Federating the Custom Domain using Advanced Authentication

  1. Log in to the domain-joined computer where you have installed the following components:

    • Microsoft Online Services Sign-in Assistant

    • Microsoft Azure Active Directory Module for Windows PowerShell

    • Azure AD Connect tool

  2. Launch Windows Powershell and then run the following command to connect to your Office 365 tenant:

    Connect-MsolService

  3. Run the following command to verify whether your Office 365 domain is federated:

    get-msoldomain -domain samplecompany.com

    In case the authentication type of your Office 365 domain is set to Federated, you must convert the authentication type to Managed using the following command:

    Set-MsolDomainAuthentication –DomainName samplecompany.com -Authentication Managed

  4. Set the identity provider details in the PowerShell variables as follows:

    • $dom="fully_qualified_domain_name"

      For example, $dom="samplecompany.com"

    • $uri="https://AdvancedAuthenticationServerAddress/osp/a/TOP/auth/saml2/metadata"

    • $url"https://AdvancedAuthenticationServerAddress/osp/a/TOP/auth/saml2/sso"

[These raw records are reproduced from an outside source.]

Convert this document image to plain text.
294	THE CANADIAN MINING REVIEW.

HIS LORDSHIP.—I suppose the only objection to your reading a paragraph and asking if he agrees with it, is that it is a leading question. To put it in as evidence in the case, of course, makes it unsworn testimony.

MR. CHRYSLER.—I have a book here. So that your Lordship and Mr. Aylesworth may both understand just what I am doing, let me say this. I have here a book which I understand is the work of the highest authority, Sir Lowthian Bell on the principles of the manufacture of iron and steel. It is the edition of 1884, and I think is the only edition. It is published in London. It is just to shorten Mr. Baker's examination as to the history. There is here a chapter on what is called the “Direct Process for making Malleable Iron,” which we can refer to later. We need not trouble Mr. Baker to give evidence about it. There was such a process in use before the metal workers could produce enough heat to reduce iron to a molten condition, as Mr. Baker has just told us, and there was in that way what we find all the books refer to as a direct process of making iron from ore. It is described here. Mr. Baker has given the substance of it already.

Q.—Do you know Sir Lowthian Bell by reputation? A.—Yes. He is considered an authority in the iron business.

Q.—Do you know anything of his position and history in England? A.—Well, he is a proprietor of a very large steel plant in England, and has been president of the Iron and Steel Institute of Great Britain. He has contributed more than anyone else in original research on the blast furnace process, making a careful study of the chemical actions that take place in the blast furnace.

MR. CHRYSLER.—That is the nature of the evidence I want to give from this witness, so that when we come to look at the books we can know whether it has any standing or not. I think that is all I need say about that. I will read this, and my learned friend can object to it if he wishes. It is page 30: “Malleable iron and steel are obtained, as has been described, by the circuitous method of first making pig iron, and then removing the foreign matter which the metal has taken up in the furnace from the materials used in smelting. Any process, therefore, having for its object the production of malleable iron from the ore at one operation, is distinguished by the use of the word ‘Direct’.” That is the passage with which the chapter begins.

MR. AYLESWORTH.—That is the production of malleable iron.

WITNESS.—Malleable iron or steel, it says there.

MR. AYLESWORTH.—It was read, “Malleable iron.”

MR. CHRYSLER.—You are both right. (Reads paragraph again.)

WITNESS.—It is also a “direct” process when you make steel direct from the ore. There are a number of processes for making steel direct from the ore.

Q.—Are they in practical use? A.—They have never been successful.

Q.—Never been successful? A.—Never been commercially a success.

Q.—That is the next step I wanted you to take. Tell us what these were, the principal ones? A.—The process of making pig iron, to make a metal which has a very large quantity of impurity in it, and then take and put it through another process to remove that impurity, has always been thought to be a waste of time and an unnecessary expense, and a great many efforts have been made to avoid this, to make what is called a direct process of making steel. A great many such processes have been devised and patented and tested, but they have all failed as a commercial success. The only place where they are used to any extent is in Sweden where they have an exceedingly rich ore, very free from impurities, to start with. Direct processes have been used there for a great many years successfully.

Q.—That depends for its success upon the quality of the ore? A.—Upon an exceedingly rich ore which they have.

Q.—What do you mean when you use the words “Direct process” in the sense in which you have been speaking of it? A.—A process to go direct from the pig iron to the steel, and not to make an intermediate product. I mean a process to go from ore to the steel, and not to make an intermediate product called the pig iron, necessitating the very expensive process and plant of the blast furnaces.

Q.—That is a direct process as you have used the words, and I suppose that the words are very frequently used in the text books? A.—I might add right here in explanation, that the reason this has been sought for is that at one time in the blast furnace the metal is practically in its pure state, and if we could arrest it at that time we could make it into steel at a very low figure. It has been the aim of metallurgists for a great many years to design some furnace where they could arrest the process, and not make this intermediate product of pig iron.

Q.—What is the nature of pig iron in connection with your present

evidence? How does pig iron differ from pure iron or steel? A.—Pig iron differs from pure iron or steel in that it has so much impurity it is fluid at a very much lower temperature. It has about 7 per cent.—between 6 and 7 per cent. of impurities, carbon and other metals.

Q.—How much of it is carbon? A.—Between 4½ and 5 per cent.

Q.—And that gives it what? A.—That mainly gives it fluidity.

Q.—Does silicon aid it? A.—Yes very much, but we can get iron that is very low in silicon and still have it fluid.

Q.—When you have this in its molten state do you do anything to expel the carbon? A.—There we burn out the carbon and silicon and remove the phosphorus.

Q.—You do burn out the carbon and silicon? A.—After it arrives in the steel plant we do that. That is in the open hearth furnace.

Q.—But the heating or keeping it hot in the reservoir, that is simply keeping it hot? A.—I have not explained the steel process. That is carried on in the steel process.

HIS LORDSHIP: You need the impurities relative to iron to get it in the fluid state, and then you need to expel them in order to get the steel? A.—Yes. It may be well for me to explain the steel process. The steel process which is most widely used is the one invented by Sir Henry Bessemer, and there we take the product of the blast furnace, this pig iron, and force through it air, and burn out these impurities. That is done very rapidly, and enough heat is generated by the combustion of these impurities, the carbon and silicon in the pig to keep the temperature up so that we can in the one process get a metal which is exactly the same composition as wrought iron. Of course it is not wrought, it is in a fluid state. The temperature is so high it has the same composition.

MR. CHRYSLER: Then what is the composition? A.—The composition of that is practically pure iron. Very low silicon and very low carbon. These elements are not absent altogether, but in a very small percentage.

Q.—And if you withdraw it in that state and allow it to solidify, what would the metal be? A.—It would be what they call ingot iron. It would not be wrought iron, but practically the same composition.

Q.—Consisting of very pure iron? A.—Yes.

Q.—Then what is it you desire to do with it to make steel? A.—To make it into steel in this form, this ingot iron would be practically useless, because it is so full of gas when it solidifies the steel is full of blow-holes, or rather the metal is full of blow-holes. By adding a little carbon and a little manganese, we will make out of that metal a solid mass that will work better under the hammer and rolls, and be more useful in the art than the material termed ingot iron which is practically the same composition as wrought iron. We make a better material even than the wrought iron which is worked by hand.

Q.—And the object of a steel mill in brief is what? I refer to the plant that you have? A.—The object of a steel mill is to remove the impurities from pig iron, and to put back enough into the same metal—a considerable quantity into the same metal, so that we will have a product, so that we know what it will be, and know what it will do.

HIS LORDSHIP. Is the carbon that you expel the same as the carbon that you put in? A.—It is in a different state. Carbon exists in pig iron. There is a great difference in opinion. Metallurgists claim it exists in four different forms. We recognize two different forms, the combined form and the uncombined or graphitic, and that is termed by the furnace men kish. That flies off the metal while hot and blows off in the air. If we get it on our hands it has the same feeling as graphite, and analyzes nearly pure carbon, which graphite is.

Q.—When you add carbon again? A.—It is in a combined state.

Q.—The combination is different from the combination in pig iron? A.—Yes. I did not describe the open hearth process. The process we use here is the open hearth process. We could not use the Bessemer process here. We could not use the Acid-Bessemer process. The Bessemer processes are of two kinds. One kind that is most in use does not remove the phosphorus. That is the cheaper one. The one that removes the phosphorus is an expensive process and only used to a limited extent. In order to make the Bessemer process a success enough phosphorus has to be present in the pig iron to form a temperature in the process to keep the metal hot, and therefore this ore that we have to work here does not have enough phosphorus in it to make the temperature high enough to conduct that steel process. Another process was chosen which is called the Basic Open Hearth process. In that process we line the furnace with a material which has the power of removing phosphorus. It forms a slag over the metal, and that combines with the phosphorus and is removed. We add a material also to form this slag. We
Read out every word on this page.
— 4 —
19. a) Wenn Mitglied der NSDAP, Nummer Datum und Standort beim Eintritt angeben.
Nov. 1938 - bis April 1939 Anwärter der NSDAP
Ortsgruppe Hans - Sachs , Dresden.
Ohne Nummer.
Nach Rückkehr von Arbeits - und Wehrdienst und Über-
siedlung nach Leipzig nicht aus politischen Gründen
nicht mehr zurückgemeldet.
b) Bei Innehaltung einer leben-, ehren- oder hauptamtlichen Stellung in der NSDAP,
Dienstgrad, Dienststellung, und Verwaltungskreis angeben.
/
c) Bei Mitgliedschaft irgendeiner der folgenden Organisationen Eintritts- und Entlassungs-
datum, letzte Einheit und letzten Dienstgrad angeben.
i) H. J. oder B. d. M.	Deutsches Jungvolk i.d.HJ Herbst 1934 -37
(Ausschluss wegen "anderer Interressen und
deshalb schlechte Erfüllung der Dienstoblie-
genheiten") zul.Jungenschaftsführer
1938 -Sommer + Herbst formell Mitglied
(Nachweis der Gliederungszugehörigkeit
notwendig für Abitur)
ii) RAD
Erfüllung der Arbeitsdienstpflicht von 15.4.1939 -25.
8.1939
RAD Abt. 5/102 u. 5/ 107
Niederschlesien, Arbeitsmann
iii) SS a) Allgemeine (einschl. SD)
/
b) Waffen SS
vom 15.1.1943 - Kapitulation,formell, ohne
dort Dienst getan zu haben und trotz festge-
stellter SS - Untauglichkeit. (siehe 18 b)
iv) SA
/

    • $logoutUrl="https://AdvancedAuthenticationServerAddress/osp/a/TOP/auth/saml2/slo"

    • $protocol="SAMLP"

    • $cert="paste the signing certificate that you have saved in a notepad file"

  5. Run the following command to convert your Office 365 domain to Federated authentication:

    Set-MsolDomainAuthentication –DomainName $dom -Authentication Federated -PassiveLogOnUri $url -IssuerUri $uri -LogOffUri $logoutUrl -PreferredAuthenticationProtocol SAMLP -SigningCertificate $cert

  6. Run the following command to verify the federation settings of your Office 365 domain:

    Get-MsolDomainFederationSettings -domain samplecompany.com

27.13.5 Verifying Single Sign-On to Office 365

  1. On the Microsoft Office page, log in with your credentials.

    The page redirects to the Advanced Authentication SAML Login page.

  2. Select the preferred chain for authentication.

    You must pass all methods in the chain to authenticate successfully.